Despite legislation in 1880 that those between the ages of 5 to 10 had to go to school, by the time they were eight years old children were expected to start earning. Some worked as errand boys, shoe blacks, or sold matches and flowers. Poor working conditions and long hours meant that children were worked as hard as any adult, but without laws to protect them.
In 1900 a deputation on child labour visited Torquay Council. It was led by Upton and St Luke’s churchmen who raised the issue of “children at a very early age subjected to heavy and laborious work, and more particularly to the late hours at which they were employed”.
The Chief Officer of the Coastguard said that he had rejected for service around half of the Torquay boys who had applied to join. They had bad teeth or poor eyesight, while a third suffered from varicose veins, believed to be caused by long standing and strain.
The plight of the poor impinged on the consciences of more and more people, and we see real local philanthropy. Charity, however, was influenced both by the ideology of self-help and by evangelical religion.
Charities specifically sought to distinguish the 'deserving' from the 'undeserving' poor. In 1904 the Torquay Charity Organising Society instituted a campaign to “elevate the deserving poor by suppressing the haphazard harmful charity existing in Torquay”.
The COS complained that “By tramping around the hills and pulling the bell at the doors of villas, a man or woman could receive any amount of half-crowns”.

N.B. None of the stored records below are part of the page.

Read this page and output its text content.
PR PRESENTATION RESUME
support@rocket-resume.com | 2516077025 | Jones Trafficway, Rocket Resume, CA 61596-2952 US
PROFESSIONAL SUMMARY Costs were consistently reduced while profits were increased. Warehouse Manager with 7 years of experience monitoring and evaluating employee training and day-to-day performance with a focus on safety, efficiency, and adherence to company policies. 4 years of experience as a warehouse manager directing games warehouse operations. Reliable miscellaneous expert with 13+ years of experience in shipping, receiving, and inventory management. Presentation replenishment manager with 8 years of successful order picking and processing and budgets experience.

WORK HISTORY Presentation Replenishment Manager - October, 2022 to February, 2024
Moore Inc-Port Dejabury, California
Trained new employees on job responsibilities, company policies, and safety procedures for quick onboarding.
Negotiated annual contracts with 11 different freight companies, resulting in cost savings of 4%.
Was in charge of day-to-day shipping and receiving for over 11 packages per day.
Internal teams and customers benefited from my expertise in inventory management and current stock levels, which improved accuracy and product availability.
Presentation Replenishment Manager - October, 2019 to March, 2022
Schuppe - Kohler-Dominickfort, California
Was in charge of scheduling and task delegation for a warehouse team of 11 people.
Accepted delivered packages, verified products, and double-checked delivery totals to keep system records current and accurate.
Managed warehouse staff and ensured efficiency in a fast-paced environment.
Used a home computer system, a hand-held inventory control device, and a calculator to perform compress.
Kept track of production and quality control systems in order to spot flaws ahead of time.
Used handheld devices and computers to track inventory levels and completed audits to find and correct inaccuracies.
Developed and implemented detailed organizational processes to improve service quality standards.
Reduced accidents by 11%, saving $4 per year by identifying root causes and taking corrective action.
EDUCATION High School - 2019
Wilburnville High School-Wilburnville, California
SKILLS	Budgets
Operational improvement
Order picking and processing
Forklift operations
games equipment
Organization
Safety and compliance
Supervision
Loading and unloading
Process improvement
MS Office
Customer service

However, despite the COS’ efforts, indiscriminate charity clearly continued. In 1911 tramps and beggars would “still present one of the most difficult problems in Torquay”. In response, they produced a leaflet to discourage “rich people on the hills” from giving to vagrants.
Unemployment was always an issue. In 1895 the Torquay Mendicity Society estimated that, “There are at least 200 men who have no work to do, and many of them have wives and families dependent upon them. The districts feeling the pinch most are Ellacombe, Torre, Upton and Melville Street. The Market Corner has been a kind of barometer by which one can tell the condition of the labour market and large numbers of men, anxious and willing to work, if they could get employment, have assembled there.”
The same year journalists visited a soup kitchen in Market Street where food was given out to 500 local people. “Mrs Gibbs and Mrs. Wreyford, with turned up sleeves and armed with large enamelled cups, mount guard… Then arrived the children, some with milk cans, some with milk jugs, and some with even washstand jugs.
"And now the crush has become so great. An old man leaning tremulously on a stick is seen approaching the table. Here comes an old lady who is bewildered by the rush. Then come the mothers, some respectably clad, and evidently experiencing that mortification at receiving charity with which we can all sympathise, and others with torn garments and dishevelled appearance”.
For the truly impoverished there was the workhouse.
The desperately poor of all ages, alongside the mentally ill and disabled, were transported out of Torquay to a place where they would not offend tourist sensibilities; hidden from view and forgotten. Workhouses were made deliberately harsh and had to be seen as a very last resort so even the starving and dying avoided them.
Their destination was Newton Abbot Workhouse. Built in 1837 in East Street, it could accommodate 350. There was a terrible abuse scandal there in 1894.
Even as recently as 1928, the institution still reflected the view that the very poor should be punished. “The pauper suffers in a general sense for the improvidence of which he has been guilty, exactly as a criminal expiates his wrongdoing behind bars.”
It was reported that, “What hurts the bulk of the inmates is the confinement. There are some inmates who very rarely, if ever, go outside the walls… With some of them melancholia is engendered, and eventually become anything but normal. The tempers become deranged.”
Workhouses were only officially abolished by the Local Government Act of 1929, but many persisted into the 1940s.
Today Torbay has the third lowest wages in the UK. In our most affluent areas residents can expect to live on average over eight years longer than those living in our more deprived communities.